Значит все же в душе у отца была вера, к которой он мог припасть в тяжелые минуты, – «и будет Господь прибежищем угнетенному, прибежищем во времена скорби», «ибо он не презрел и не пренебрег скорби страждущего, не скрыл от него лица своего, но услышал его, когда сей воззвал к Нему».
(Псалтырь, псалом 9, 21).
* * *
Знакомство с митрополитом Московским и Коломенским Сергием продолжалось еще некоторое время после окончания их совместной работы над книгой, и однажды отец пригласил митрополита к нам в гости.
Тут у нас в доме настал переполох – никто не знал, чем можно угощать Его Святейшество, так как был пост. Телефонный опрос друзей и знакомых тоже ничего не прояснил... Но вот в назначенный день Его Святейшество является к нам, и, перед тем как пригласить всех к столу, мама в смущении обращается к нему:
– Ваше Святейшество, мы не вполне уверены, что вы одобрите приготовленные нами кушанья!
На что Его Святейшество ответил:
– Не беспокойтесь, дорогая, в пути вкушают предлагаемое.
Эта замечательная фраза по разным поводам и до сих пор используется в нашей семье.
* * *
В самом начале лета 1943 года, когда война была еще в разгаре, родители выписали нас с бабушкой из Ташкента в Москву – им казалось, что вместе мы легче перенесем лихолетье.
Мы оставляли Ташкент в тяжелое время – испытание эвакуированных всевозможными лишениями и нуждой становилось совершенно непосильным.
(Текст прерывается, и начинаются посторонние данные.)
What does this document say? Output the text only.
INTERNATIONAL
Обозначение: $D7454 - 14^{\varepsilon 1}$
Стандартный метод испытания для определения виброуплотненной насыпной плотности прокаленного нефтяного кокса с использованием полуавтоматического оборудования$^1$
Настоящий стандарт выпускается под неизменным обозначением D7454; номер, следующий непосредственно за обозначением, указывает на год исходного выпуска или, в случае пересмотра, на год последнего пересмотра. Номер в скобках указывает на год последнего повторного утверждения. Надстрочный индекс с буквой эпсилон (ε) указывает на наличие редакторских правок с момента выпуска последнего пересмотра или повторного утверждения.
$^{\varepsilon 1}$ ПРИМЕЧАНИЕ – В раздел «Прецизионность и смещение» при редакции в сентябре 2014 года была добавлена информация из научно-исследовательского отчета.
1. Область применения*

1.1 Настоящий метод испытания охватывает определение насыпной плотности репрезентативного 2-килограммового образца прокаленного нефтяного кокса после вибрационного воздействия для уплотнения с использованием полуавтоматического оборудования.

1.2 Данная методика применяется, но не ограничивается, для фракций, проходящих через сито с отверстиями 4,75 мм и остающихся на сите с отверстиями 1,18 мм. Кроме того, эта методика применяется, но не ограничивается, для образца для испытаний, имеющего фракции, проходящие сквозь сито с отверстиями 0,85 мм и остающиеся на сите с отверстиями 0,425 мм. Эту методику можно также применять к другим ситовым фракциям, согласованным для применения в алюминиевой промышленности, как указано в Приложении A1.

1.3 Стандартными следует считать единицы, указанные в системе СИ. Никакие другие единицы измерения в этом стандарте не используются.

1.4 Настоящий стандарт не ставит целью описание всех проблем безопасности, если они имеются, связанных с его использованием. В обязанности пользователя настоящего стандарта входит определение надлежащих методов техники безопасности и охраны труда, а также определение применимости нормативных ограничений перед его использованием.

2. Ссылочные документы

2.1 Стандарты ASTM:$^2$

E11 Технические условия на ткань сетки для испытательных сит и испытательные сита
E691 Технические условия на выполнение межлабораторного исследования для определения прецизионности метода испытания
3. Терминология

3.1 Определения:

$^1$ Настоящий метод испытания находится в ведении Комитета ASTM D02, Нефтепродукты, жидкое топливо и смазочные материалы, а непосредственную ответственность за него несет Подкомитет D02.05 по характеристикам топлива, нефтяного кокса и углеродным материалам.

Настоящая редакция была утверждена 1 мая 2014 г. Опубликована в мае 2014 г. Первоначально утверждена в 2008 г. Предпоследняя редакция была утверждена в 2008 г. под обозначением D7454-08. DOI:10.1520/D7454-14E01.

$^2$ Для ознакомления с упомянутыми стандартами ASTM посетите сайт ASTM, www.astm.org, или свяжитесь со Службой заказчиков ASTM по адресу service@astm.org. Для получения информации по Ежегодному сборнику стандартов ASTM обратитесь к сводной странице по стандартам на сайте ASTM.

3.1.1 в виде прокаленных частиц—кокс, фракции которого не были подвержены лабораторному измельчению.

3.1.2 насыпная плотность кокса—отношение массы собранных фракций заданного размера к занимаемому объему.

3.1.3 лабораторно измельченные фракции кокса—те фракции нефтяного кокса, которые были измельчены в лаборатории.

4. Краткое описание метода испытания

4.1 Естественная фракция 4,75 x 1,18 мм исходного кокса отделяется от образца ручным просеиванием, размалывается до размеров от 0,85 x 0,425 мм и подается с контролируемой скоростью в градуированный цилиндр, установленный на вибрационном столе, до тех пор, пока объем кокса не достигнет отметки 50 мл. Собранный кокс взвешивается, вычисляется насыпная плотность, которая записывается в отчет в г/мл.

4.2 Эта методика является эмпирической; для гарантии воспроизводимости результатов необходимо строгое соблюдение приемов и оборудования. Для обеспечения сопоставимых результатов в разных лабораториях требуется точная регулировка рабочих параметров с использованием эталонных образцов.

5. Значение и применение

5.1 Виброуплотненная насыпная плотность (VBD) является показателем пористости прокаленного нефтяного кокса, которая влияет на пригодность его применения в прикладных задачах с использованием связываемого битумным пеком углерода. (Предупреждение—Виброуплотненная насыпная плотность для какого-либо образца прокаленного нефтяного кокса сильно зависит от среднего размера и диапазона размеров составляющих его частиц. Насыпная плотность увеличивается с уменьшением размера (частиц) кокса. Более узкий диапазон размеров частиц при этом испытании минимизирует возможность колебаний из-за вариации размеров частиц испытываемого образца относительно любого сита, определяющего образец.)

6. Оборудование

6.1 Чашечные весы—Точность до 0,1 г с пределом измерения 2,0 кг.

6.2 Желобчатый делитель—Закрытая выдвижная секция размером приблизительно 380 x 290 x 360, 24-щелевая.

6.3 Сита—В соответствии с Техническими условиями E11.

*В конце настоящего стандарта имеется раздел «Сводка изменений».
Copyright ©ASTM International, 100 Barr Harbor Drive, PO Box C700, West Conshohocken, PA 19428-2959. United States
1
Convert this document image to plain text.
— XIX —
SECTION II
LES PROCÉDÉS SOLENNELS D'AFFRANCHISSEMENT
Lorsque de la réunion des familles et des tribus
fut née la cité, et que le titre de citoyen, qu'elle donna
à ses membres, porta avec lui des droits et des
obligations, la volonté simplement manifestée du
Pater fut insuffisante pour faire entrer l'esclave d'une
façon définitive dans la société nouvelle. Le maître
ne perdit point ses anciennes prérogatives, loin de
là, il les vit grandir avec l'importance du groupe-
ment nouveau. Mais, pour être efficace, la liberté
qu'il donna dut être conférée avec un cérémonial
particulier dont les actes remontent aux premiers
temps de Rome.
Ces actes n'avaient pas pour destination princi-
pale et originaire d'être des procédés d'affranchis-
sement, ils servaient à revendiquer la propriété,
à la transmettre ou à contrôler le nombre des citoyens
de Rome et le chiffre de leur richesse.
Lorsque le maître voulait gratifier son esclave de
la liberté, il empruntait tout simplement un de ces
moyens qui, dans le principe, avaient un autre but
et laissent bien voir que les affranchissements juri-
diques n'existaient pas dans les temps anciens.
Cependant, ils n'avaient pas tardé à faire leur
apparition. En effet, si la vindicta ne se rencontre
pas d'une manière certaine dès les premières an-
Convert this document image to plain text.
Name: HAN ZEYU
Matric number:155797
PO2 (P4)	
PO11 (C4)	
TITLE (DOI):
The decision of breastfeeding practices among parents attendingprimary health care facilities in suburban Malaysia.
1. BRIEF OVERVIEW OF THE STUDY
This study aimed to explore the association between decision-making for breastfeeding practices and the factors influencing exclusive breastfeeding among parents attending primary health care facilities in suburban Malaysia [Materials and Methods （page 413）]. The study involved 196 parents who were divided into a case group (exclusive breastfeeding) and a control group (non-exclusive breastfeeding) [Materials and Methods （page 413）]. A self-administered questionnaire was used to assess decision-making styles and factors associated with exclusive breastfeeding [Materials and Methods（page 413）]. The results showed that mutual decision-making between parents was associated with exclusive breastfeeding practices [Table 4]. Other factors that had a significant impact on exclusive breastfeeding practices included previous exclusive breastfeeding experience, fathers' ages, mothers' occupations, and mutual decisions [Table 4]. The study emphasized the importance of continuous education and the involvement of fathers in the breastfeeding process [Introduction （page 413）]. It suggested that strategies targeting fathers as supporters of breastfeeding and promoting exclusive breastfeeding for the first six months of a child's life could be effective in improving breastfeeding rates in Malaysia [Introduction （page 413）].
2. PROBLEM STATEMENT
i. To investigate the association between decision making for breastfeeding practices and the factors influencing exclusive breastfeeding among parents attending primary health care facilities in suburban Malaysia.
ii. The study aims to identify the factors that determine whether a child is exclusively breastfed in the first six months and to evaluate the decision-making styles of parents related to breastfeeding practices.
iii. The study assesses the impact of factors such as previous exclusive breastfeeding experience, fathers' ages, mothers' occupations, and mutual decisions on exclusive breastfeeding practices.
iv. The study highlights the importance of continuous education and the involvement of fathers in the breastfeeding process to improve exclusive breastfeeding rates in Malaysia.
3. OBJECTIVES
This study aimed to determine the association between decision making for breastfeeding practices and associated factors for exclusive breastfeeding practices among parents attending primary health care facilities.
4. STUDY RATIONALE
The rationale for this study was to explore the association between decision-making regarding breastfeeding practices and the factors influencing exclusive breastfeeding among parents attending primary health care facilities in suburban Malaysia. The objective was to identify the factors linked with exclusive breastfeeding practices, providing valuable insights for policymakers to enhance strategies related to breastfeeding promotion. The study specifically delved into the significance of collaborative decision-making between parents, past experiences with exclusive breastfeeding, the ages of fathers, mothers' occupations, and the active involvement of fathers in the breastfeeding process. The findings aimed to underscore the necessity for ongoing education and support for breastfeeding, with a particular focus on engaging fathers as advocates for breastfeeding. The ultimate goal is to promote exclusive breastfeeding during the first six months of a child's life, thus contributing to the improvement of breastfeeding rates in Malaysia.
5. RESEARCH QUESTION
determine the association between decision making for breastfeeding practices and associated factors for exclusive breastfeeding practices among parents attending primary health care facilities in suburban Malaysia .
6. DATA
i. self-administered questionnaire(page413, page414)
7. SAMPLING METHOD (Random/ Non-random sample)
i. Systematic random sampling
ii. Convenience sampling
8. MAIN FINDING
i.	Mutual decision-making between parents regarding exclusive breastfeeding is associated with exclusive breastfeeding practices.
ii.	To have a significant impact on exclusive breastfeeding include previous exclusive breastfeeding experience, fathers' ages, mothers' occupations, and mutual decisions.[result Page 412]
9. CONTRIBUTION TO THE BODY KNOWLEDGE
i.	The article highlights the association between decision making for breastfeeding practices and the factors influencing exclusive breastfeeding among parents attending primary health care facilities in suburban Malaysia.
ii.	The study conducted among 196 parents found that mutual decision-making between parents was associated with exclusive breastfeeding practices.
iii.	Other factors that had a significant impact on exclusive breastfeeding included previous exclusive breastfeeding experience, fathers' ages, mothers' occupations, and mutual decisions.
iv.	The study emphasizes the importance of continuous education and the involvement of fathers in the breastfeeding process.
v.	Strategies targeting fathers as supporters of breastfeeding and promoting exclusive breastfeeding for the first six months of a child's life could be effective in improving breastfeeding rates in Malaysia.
Наша колония эвакуированных писателей располагалась во дворе по улице Жуковского, обнесенном типично южными постройками – обмазанные глиной, с плоскими крышами и убогие на вид, они исподлобья взирали на божий мир, однако их кругозор был ограничен небольшим двором с протекавшим вдоль глинобитного забора арыком со сточными водами и росшим на краю его тутовым деревом, могучим и невероятно обильно плодоносившим. А так как по некоторым утверждениям эти черные ягоды, с виду напоминавшие малину, заключали в себе целый кладезь витаминов, то нам ничего не оставалось, как с их помощью укреплять свое здоровье. В глинобитных мазанках жили со своими семьями М. Берестинский, А. Файко, О. Леонидов, В. Луговской и Елена Сергеевна Булгакова с младшим сыном Сергеем.
Один дом, замыкавший это каре и выходивший окнами на улицу, был побольше и вдобавок побелен снаружи, за что и получил прозвище «Белого дома». В нем располагались три семьи – Погодиных, Уткиных и наша.
Из мужчин у нас в доме были Николай Федорович Погодин – в своих роговых очках, больше похожих на лупы, нетвердо ступавший по неровному дощатому полу нашего «Белого дома», он стоически переносил неустроенность временного жилья, никогда не жаловался и был погружен в свою работу. По вечерам, когда мы садились в нашей общей столовой за ужин – обычай, введенный моей мамой и Анной Никандровной Погодиной, чтобы поддержать видимость человеческого общения, – Николай Федорович пристально разглядывал содержимое своей тарелки и спрашивал жену:
– Скажи мне, что у меня тут такое?
– Ешь, ешь, это очень полезно, – подбадривала мужа Анна Никандровна и обводила присутствующих виноватым взглядом.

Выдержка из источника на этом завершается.